Professor Julien Damon vom Institut für Politikwissenschaften, Paris, verwies darauf, dass der demografische Wandel alle Weltregionen trifft. Die Alterung der Weltbevölkerung führe zu sinkenden Fertilitätsraten und vermehrter Langlebigkeit bei besserer Gesundheit in den späteren Lebensabschnitten. Es zeichne sich auch ein weltweiter Trend zu verstärkter Urbanisierung ab, allerdings habe diese oft informellen Charakter, so dass es häufig am Zugang zu sozialen Infrastrukturen und Dienstleistungen mangele.
Die Teilnehmer anerkannten, dass diese weltweiten Entwicklungen im allgemeinen positiv seien, aber nicht in allen Regionen einheitlich verliefen, wobei die Unterschiede vor allem zwischen den mehr und den weniger entwickelten Regionen bemerkenswert seien. Zudem sei der Zugang zur sozialen Sicherheit aus geschlechtsspezifischer Perspektive oft ungleich, wobei Frauen im Vergleich zu den Männern ein immer größeres Armutrisiko im Alter hätten.
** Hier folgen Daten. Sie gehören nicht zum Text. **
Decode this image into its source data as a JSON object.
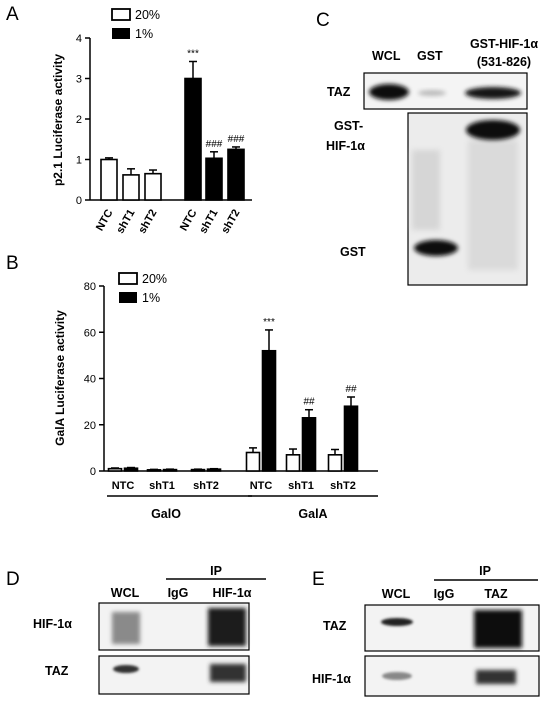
{
  "panels": {
    "A": {
      "letter": "A",
      "ylabel": "p2.1 Luciferase activity",
      "yticks": [
        "0",
        "1",
        "2",
        "3",
        "4"
      ],
      "legend": [
        "20%",
        "1%"
      ],
      "categories": [
        "NTC",
        "shT1",
        "shT2",
        "NTC",
        "shT1",
        "shT2"
      ]
    },
    "B": {
      "letter": "B",
      "ylabel": "GalA Luciferase activity",
      "yticks": [
        "0",
        "20",
        "40",
        "60",
        "80"
      ],
      "legend": [
        "20%",
        "1%"
      ],
      "categories": [
        "NTC",
        "shT1",
        "shT2",
        "NTC",
        "shT1",
        "shT2"
      ],
      "groups": [
        "GalO",
        "GalA"
      ]
    },
    "C": {
      "letter": "C",
      "lanes": [
        "WCL",
        "GST",
        "GST-HIF-1α",
        "(531-826)"
      ],
      "bands": [
        "TAZ",
        "GST-",
        "HIF-1α",
        "GST"
      ]
    },
    "D": {
      "letter": "D",
      "ip": "IP",
      "lanes": [
        "WCL",
        "IgG",
        "HIF-1α"
      ],
      "bands": [
        "HIF-1α",
        "TAZ"
      ]
    },
    "E": {
      "letter": "E",
      "ip": "IP",
      "lanes": [
        "WCL",
        "IgG",
        "TAZ"
      ],
      "bands": [
        "TAZ",
        "HIF-1α"
      ]
    }
  },
  "chart_data": [
    {
      "type": "bar",
      "ylabel": "p2.1 Luciferase activity",
      "ylim": [
        0,
        4
      ],
      "categories": [
        "NTC",
        "shT1",
        "shT2",
        "NTC",
        "shT1",
        "shT2"
      ],
      "series": [
        {
          "name": "20%",
          "values": [
            1.0,
            0.62,
            0.65,
            null,
            null,
            null
          ],
          "errors": [
            0.04,
            0.15,
            0.09,
            null,
            null,
            null
          ],
          "color": "#ffffff"
        },
        {
          "name": "1%",
          "values": [
            null,
            null,
            null,
            3.0,
            1.03,
            1.25
          ],
          "errors": [
            null,
            null,
            null,
            0.42,
            0.16,
            0.06
          ],
          "color": "#000000"
        }
      ],
      "annotations": [
        "",
        "",
        "",
        "***",
        "###",
        "###"
      ]
    },
    {
      "type": "bar",
      "ylabel": "GalA Luciferase activity",
      "ylim": [
        0,
        80
      ],
      "categories": [
        "NTC",
        "shT1",
        "shT2",
        "NTC",
        "shT1",
        "shT2"
      ],
      "groups": [
        "GalO",
        "GalA"
      ],
      "series": [
        {
          "name": "20%",
          "values": [
            1.0,
            0.5,
            0.6,
            8.0,
            7.0,
            7.0
          ],
          "errors": [
            0.3,
            0.2,
            0.2,
            2.0,
            2.5,
            2.3
          ],
          "color": "#ffffff"
        },
        {
          "name": "1%",
          "values": [
            1.2,
            0.6,
            0.8,
            52.0,
            23.0,
            28.0
          ],
          "errors": [
            0.3,
            0.2,
            0.2,
            9.0,
            3.5,
            4.0
          ],
          "color": "#000000"
        }
      ],
      "annotations": [
        "",
        "",
        "",
        "***",
        "##",
        "##"
      ]
    }
  ]
}
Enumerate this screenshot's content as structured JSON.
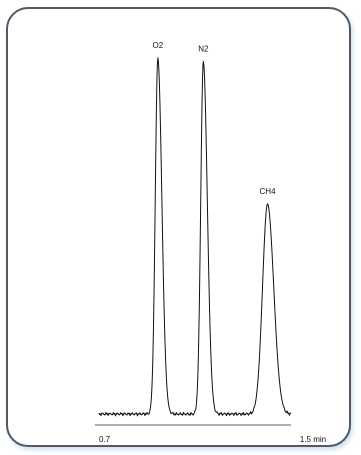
{
  "chart_data": {
    "type": "line",
    "title": "",
    "xlabel": "",
    "ylabel": "",
    "x_unit": "min",
    "xlim": [
      0.7,
      1.5
    ],
    "x_ticks": [
      {
        "value": 0.7,
        "label": "0.7"
      },
      {
        "value": 1.5,
        "label": "1.5 min"
      }
    ],
    "ylim": [
      0,
      100
    ],
    "grid": false,
    "series": [
      {
        "color": "#111111",
        "peaks": [
          {
            "label": "O2",
            "rt": 0.92,
            "height": 100
          },
          {
            "label": "N2",
            "rt": 1.09,
            "height": 99
          },
          {
            "label": "CH4",
            "rt": 1.33,
            "height": 59
          }
        ]
      }
    ]
  }
}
Der demografische Wandel stelle die Systeme der sozialen Sicherheit vor wichtige Fragen bezüglich der Finanzierung der bestehenden Programme, insbesondere der Rentensysteme. Andere Fragen beträfen das Aufkommen neuer sozialer Risiken für Individuen und Familien und wie mögliche Lösungen in diesem Bereich zu gestalten und finanzieren seien.
Bestehe die Antwort auf die finanziellen Herausforderungen in einer stärkeren Einwanderung? Dies scheine nicht unbedingt der Fall zu sein: Studien legten nahe, dass die Immigration nur teilweise positive Auswirkungen auf die finanzielle Stabilität der nationalen Systeme der sozialen Sicherheit in alternden Gesellschaften habe.
Die Reform der sozialen Sicherheit reicht nicht aus
In allen Gesellschaften liege diesem Befund die Herausforderung zugrunde, verstärkt formale Beschäftigung zu schaffen, meinte Krzysztof Hagemejer vom Internationalen Arbeitsamt, der sich für einen kohärenten, umfassenden politischen Reformansatz einsetzte sowie für die Harmonisierung entsprechender Bemühungen über Sektoren hinweg.
„Eine Reform der sozialen Sicherheit reicht nicht aus”, stellte er fest.
Es sei allerdings nicht klar, wie die Länder mehr Arbeit für ältere und jüngere Arbeitnehmer gleichermaßen schaffen könnten, und die Vereinbarkeit von Arbeit und Sozialschutzbedürfnissen für alle Menschen bleibe eine Herausforderung.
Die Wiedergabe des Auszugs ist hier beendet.